To qualify for the YES program, the child needs to have what officials call a ‘serious emotional disturbance,’ which isn’t as daunting as it may sound.

“That can be anxiety, that can be some depression. We’re not talking extremely severe things, we’re talking about any kind of mental health need that is impacting at least a couple areas of life,” Boyce said.

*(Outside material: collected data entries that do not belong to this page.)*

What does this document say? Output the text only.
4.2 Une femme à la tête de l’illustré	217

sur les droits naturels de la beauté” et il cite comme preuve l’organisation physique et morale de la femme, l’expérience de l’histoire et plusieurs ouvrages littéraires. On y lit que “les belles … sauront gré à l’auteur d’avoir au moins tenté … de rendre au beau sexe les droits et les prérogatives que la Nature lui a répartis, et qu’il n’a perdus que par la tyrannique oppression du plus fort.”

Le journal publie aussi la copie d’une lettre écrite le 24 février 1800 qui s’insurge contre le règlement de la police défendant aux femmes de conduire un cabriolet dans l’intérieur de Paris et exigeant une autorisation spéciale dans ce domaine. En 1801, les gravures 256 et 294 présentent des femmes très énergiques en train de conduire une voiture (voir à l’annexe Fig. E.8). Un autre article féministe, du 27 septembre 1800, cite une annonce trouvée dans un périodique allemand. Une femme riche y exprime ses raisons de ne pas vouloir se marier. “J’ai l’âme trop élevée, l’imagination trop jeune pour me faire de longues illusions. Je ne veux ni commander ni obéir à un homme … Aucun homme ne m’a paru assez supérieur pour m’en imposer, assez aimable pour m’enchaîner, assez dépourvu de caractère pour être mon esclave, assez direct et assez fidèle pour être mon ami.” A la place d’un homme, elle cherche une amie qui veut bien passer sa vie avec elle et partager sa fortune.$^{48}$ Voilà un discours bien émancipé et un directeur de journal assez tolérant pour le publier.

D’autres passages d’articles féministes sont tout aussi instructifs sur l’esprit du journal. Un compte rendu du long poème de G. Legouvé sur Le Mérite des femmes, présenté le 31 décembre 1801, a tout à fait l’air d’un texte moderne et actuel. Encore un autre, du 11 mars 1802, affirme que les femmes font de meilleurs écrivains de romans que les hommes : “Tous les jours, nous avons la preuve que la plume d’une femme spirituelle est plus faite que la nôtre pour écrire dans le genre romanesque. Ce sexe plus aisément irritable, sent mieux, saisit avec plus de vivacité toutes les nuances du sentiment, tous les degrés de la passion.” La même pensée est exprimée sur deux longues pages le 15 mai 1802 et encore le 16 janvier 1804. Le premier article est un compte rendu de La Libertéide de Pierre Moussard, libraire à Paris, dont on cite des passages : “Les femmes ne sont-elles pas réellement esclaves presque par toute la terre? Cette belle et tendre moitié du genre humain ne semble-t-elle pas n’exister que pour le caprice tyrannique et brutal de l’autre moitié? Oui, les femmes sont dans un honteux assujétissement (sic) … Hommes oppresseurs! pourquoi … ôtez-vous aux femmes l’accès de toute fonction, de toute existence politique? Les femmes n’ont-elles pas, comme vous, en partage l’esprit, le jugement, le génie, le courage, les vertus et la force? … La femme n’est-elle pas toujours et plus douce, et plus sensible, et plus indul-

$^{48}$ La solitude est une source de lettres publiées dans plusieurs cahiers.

Liberty Health Care (LHC) offers free, at home assessments for families who think they might qualify, but there are ways to make that process easier. Boyce said that providing previous medical records to LHC can help streamline the process of the assessment.

By using the YES program, parents that already have health insurance can still minimize the financial burden of high deductibles.

To be financially eligible for the program, a household income has to be within 300 percent of the federal poverty line. To find out if you’re within the qualifying income level, click here.

“If they’re over 300 percent, if they don’t qualify for Youth Empowerment Services, they are referred to Children’s Mental Health and we still connect them to resources, whether that’s an intern that doesn’t charge or a sliding fee scale. We’ll find them resources if they don’t qualify for ‘YES,'” said Hanson.

Idaho consistently ranks as one of the least funded states for mental health care, but Boyce said this program is a step towards providing more comprehensive mental health care to Idahoans.